In general I hate “all in one” software; it tends to be second-rate at most things, and third-rate at some. Very rarely it’ll be first-rate at something, but basically never more than one thing. I want packages that are really good at what they do, and that work together. Like Photo Mechanic, which is unsurpassed (has no competition, in fact) for the task of sorting and rating photos.
Specific Issues
Catalog
I really don’t want another catalog of my photos, but I don’t have any choice. It does seem to be able to import directories in place, without trying to absorb my existing photos, anyway.
Screen Layout
The filmstrip tries to go across the bottom of the screen, but it can at least be easily changed to auto-hide. Haven’t found a way to move it to the side, or a second monitor, or something yet.
Sliders
Hmm, these seem to ignore the mouse wheel until I’ve dragged them, but then start responding to the wheel. No, I guess it’s clicking on the slider (tiny target) that enables the wheel. Painful!
Responsiveness
Yeah, as expected it’s doing very well here (Photoshop does, and ACR does).
Noise Reduction
As with ACR, quite primitive, not nearly adequate. Preview response isn’t bad, around a second.
Crop
Oh dear, it’s got that stupid crop mode where both the border and the picture move, in opposite directions, when you move the mouse—so that the effective motion of a given mouse motion is twice what you get in general. I think there was a way to turn that off in Photoshop, haven’t found it here yet. What a stupid idea!

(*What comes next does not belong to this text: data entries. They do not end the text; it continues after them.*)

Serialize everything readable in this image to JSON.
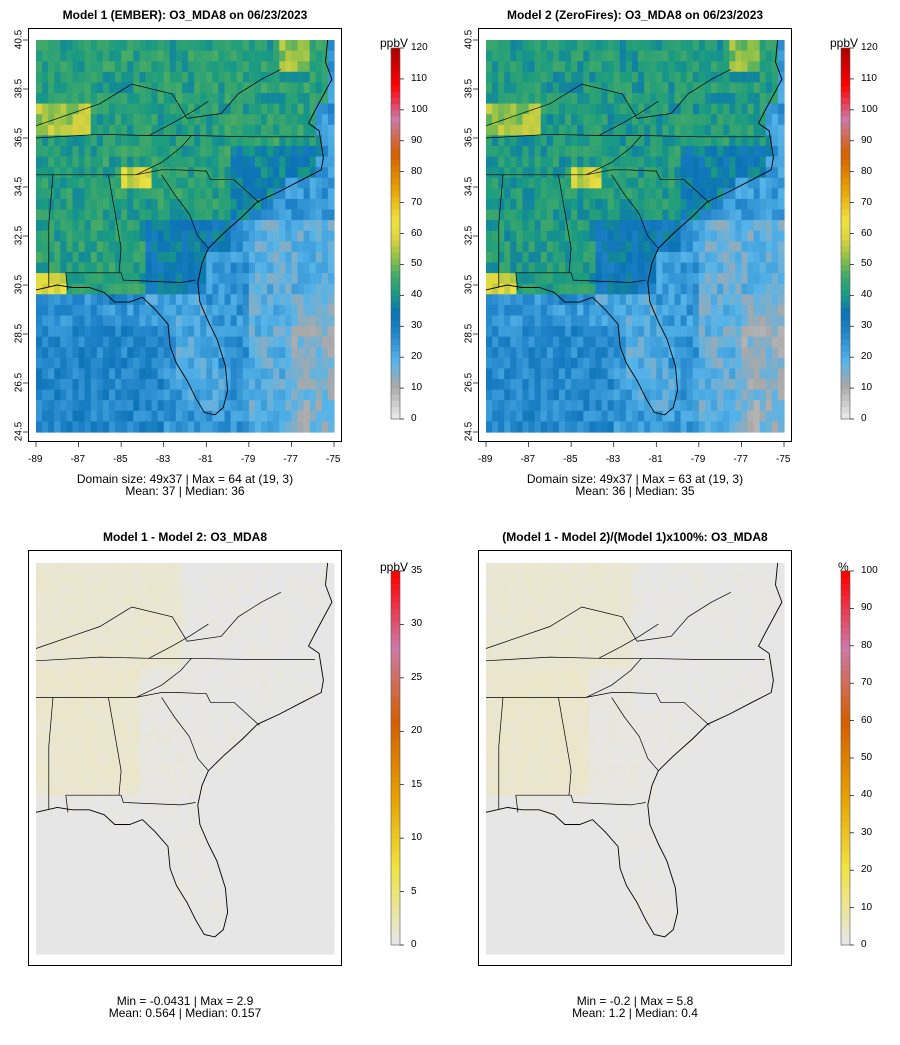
{
  "panels": [
    {
      "id": "p1",
      "title": "Model 1 (EMBER): O3_MDA8 on 06/23/2023",
      "stats_line1": "Domain size: 49x37 | Max = 64 at (19, 3)",
      "stats_line2": "Mean: 37 |  Median: 36",
      "unit": "ppbV",
      "colorbar_ticks": [
        "0",
        "10",
        "20",
        "30",
        "40",
        "50",
        "60",
        "70",
        "80",
        "90",
        "100",
        "110",
        "120"
      ],
      "colorbar_max": 120,
      "map_type": "ozone"
    },
    {
      "id": "p2",
      "title": "Model 2 (ZeroFires): O3_MDA8 on 06/23/2023",
      "stats_line1": "Domain size: 49x37 | Max = 63 at (19, 3)",
      "stats_line2": "Mean: 36 |  Median: 35",
      "unit": "ppbV",
      "colorbar_ticks": [
        "0",
        "10",
        "20",
        "30",
        "40",
        "50",
        "60",
        "70",
        "80",
        "90",
        "100",
        "110",
        "120"
      ],
      "colorbar_max": 120,
      "map_type": "ozone"
    },
    {
      "id": "p3",
      "title": "Model 1 - Model 2: O3_MDA8",
      "stats_line1": "Min = -0.0431 | Max = 2.9",
      "stats_line2": "Mean: 0.564 |  Median: 0.157",
      "unit": "ppbV",
      "colorbar_ticks": [
        "0",
        "5",
        "10",
        "15",
        "20",
        "25",
        "30",
        "35"
      ],
      "colorbar_max": 35,
      "map_type": "diff"
    },
    {
      "id": "p4",
      "title": "(Model 1 - Model 2)/(Model 1)x100%: O3_MDA8",
      "stats_line1": "Min = -0.2 | Max = 5.8",
      "stats_line2": "Mean: 1.2 |  Median: 0.4",
      "unit": "%",
      "colorbar_ticks": [
        "0",
        "10",
        "20",
        "30",
        "40",
        "50",
        "60",
        "70",
        "80",
        "90",
        "100"
      ],
      "colorbar_max": 100,
      "map_type": "diff"
    }
  ],
  "axes": {
    "lat_ticks": [
      "24.5",
      "26.5",
      "28.5",
      "30.5",
      "32.5",
      "34.5",
      "36.5",
      "38.5",
      "40.5"
    ],
    "lon_ticks": [
      "-89",
      "-87",
      "-85",
      "-83",
      "-81",
      "-79",
      "-77",
      "-75"
    ]
  },
  "colors": {
    "ozone_scale": [
      "#e6e6e6",
      "#9e9e9e",
      "#56b4e9",
      "#0072b2",
      "#009e73",
      "#6cb43f",
      "#f0e442",
      "#e69f00",
      "#d55e00",
      "#cc79a7",
      "#ff0000",
      "#b30000"
    ],
    "diff_scale": [
      "#e6e6e6",
      "#f0e442",
      "#e69f00",
      "#d55e00",
      "#cc79a7",
      "#ff0000"
    ]
  }
}
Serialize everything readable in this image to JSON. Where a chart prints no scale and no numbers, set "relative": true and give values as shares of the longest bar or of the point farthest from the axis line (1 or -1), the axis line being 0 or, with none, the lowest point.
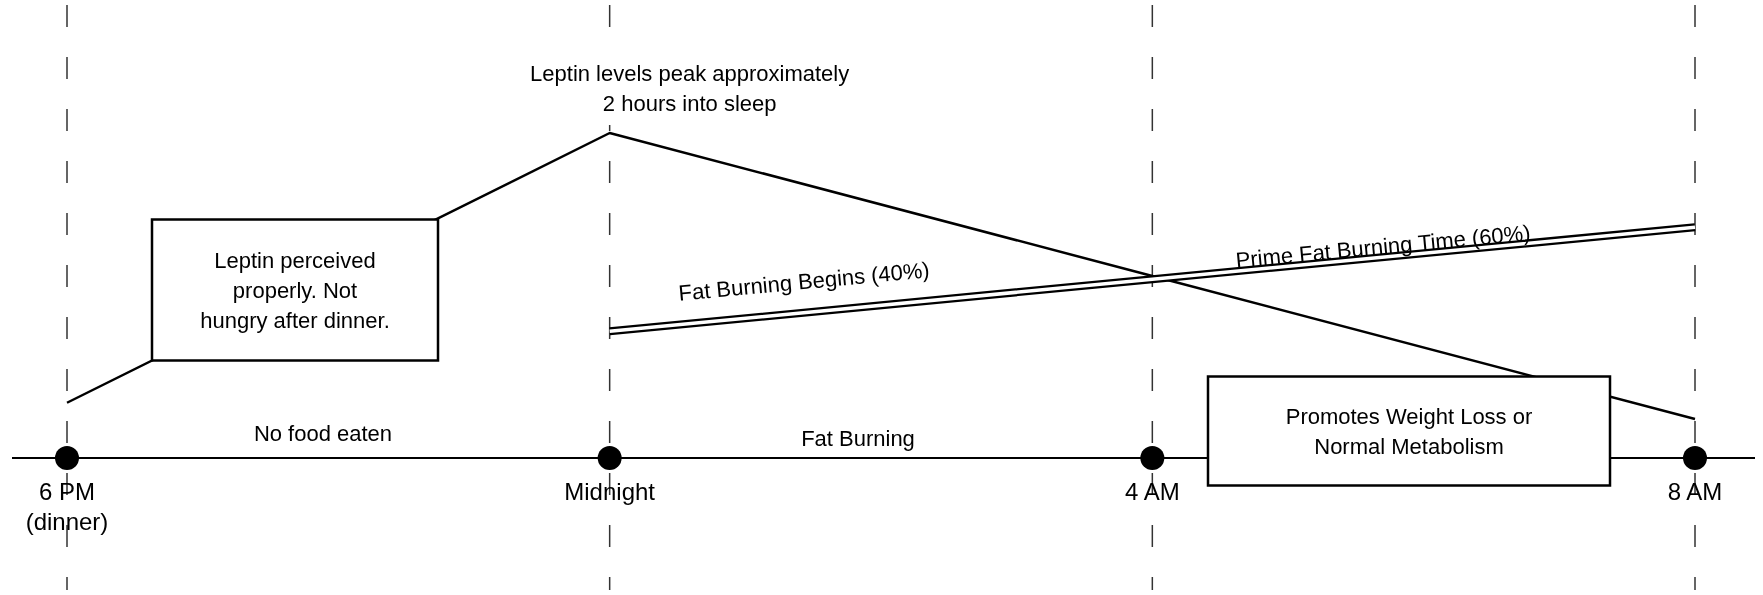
{
  "chart_data": {
    "type": "line",
    "relative": true,
    "categories": [
      "6 PM\n(dinner)",
      "Midnight",
      "4 AM",
      "8 AM"
    ],
    "series": [
      {
        "color": "#000000",
        "values": [
          0.17,
          1,
          0.56,
          0.12
        ]
      },
      {
        "color": "#000000",
        "values": [
          null,
          0.39,
          0.55,
          0.71
        ]
      }
    ],
    "annotations": [
      {
        "text": "Leptin levels peak approximately\n2 hours into sleep",
        "x": "Midnight",
        "y": 1
      },
      "Leptin perceived\nproperly.  Not\nhungry after dinner.",
      "No food eaten",
      "Fat Burning",
      "Fat Burning Begins (40%)",
      "Prime Fat Burning Time (60%)",
      "Promotes Weight Loss or\nNormal Metabolism"
    ],
    "grid": "x",
    "marker": "none",
    "line_style": "solid"
  }
}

Straightening is also part of this module. There doesn’t seem to be a way to use the level tool to define what I think is straight, and then modify the rotation, though. When I’ve got images in the wrong orientation, which happens sometimes, I prefer to use one rotation to fix both their being 90° off and any small departure from straight. Does it really matter? Who knows; a 90° rotation should probably be lossless, but I’m a suspicious curmudgeon.
But the keyboard shorcut to invoke this is “R”. Not “C” as in Photoshop and everything else. Similarly for zoom keyboard shortcuts, incidentally—different from Photoshop and hence from everything that has copied Photoshop.
Ratings
The editing screen doesn’t seem to show ratings, color, selection, and hence also has no way to change them. They’re available in the film strip, but since that’s bolted to the bottom, that has to be hidden to have room to work.
White Balance
The eyedropper tool (click on neutral) disappears after one use, so my very common mode of prospecting around for a good neutral point is ten times slower than normal, and far more annoying.
Example Photos
 Derby
Noise reduction is key to this, and Lightroom has just the basic ACR tools there, which don’t hack it.
 Dr. Mike
Even on a jpeg, Lightroom gives me Highlight control. It doesn’t seem to actually accomplish much, though.
Minnehaha
This one is always tough; it’s badly exposed, really not something that can be rendered into an art-print grade result. However, lots of useful photos have problems that way, so that makes it a good test.
On this one, even dragging the shadows up to 100 didn’t help much. I’ve ended up with highlights -100, shadows +100, and exposure +1.15. And clarity kicked way the hell up, too, at 64. I tried both the DNG and the original RAF, and they behave the same, which is nice.
Almost starting to look like something, and I haven’t made the burned out highlights in the water above the lip much worse.
 Naomi
Always easy. Still easy. Probably not a good test photo, but kind of too late to replace it with something now.